Assim sendo, vem à lembrança (e não mais esquece), ao chegar o meio do mês, quando há trinta e
tal anos tivemos no mundo portista uma grande alegria com a conquista da até agora única Supertaça
Europeia do futebol português, e, ainda com os jornais desse feito em mãos, vi
falecer minha mãe. Tal como pouco antes, quando o FC Porto venceu a Taça
Intercontinental na epopeia do nevão de Tóquio, tornando-se Campeão Mundial, tinha eu minha
esposa internada no S. João do Porto. Tendo em mim presentes as palavras do
presidente Nuno Pinto da Costa sobre então haver pessoas a passar momentos
difíceis mas que sentiam algo mais com as vitórias do FC Porto.

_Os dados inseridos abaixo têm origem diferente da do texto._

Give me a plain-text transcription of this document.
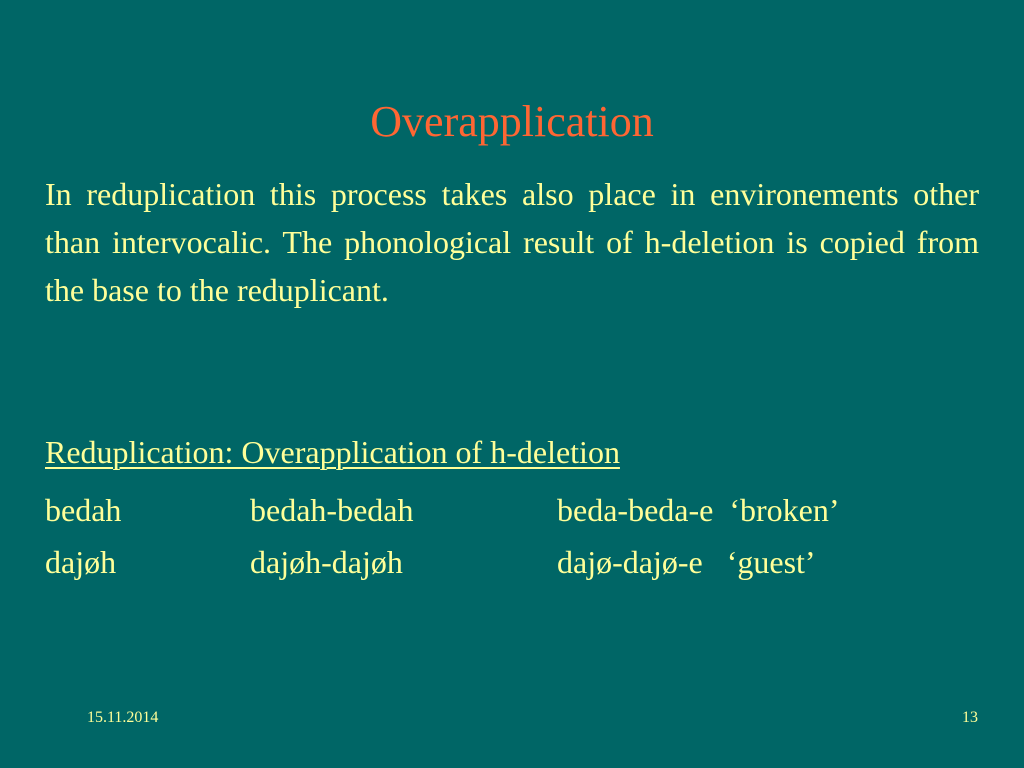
Overapplication
In reduplication this process takes also place in environements other than intervocalic. The phonological result of h-deletion is copied from the base to the reduplicant.
Reduplication: Overapplication of h-deletion
bedah	bedah-bedah	beda-beda-e  ‘broken’
dajøh	dajøh-dajøh	dajø-dajø-e   ‘guest’
15.11.2014	13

Tudo isso se junta a outras ocorrências. Bastando lembrar um
caso: Muito antes, andava eu nos meus primeiros tempos de escola primária,
soube do falecimento do treinador do FC Porto e fiquei sem apetite de brincar no
recreio…
Ora, foi a 11 de janeiro de 1962 que se deu esse infausto
acontecimento. Quando faleceu na sua casa na cidade do Porto, aos 60 anos, um
dos mais famosos homens do futebol internacional, como técnico de então e antigo
jogador, o húngaro GYÔRGY (Jorge) ORTH, que nesse tempo era treinador do FC
Porto e de modo inesperado o foi apenas até à 12.ª jornada do Campeonato Nacional.
Falecido ao regressar à sua residência no Porto, depois de ter orientado um treino matinal de preparação para o jogo que se seguiria.
Nessa época de 1961/1962 o FC PORTO fazia ainda uma travessia no deserto dado que até então se encontrara numa crise de diversos níveis, estando ao tempo a começar por superar tal período com o aparecimento de bons resultados pela equipa de futebol, graças ao trabalho do treinador contratado, o qual remodelou a equipa dando lugar a alguns dos novos que estavam à espera de oportunidade, numa mescla de reforço com outros bons valares que ainda se mantinham da geração anterior; e através da influência da vinda do ponta de lança brasileiro Azumir, que acabaria o campeonato como o melhor marcador com 21 golos.
Tendo no início do campeonato a equipa do FC Porto passado por fase irregular, como demonstravam vários empates obtidos, foi-se depois reencontrando, sobretudo com a entrada de Azumir, quando já decorriam algumas jornadas. E mais começou por levantar a cabeça com os numerosos golos marcados e decisivos da tripla de sucesso que se formara entre Azumir, Pinto e Hernâni. Porém, quando estava a crescer o entusiasmo, pela confiança provinda da boa campanha da equipa, após varias vitórias consecutivas, o FC PORTO perdeu em casa da Cuf, no Barreiro, facto que trouxe alguma preocupação nas hostes portistas, embora continuando na luta pelo titulo, pois nada estaria perdido. Na semana em que o FC Porto preparava o jogo seguinte e após o primeiro treino pós jogo do referido desaire, Orth desfaleceu na sua casa e acabou por falecer com um enfarte cardíaco. Cobriu-se de luto todo o mundo portista e o plantel do futebol do clube sentiu o desenlace. O seu funeral, realizado na cidade do Porto, resultou em espontânea manifestação pública de apreço coletivo, sendo sepultado no cemitério portuense de Paranhos, onde depois ficou em mausoléu que faz parte do património do clube.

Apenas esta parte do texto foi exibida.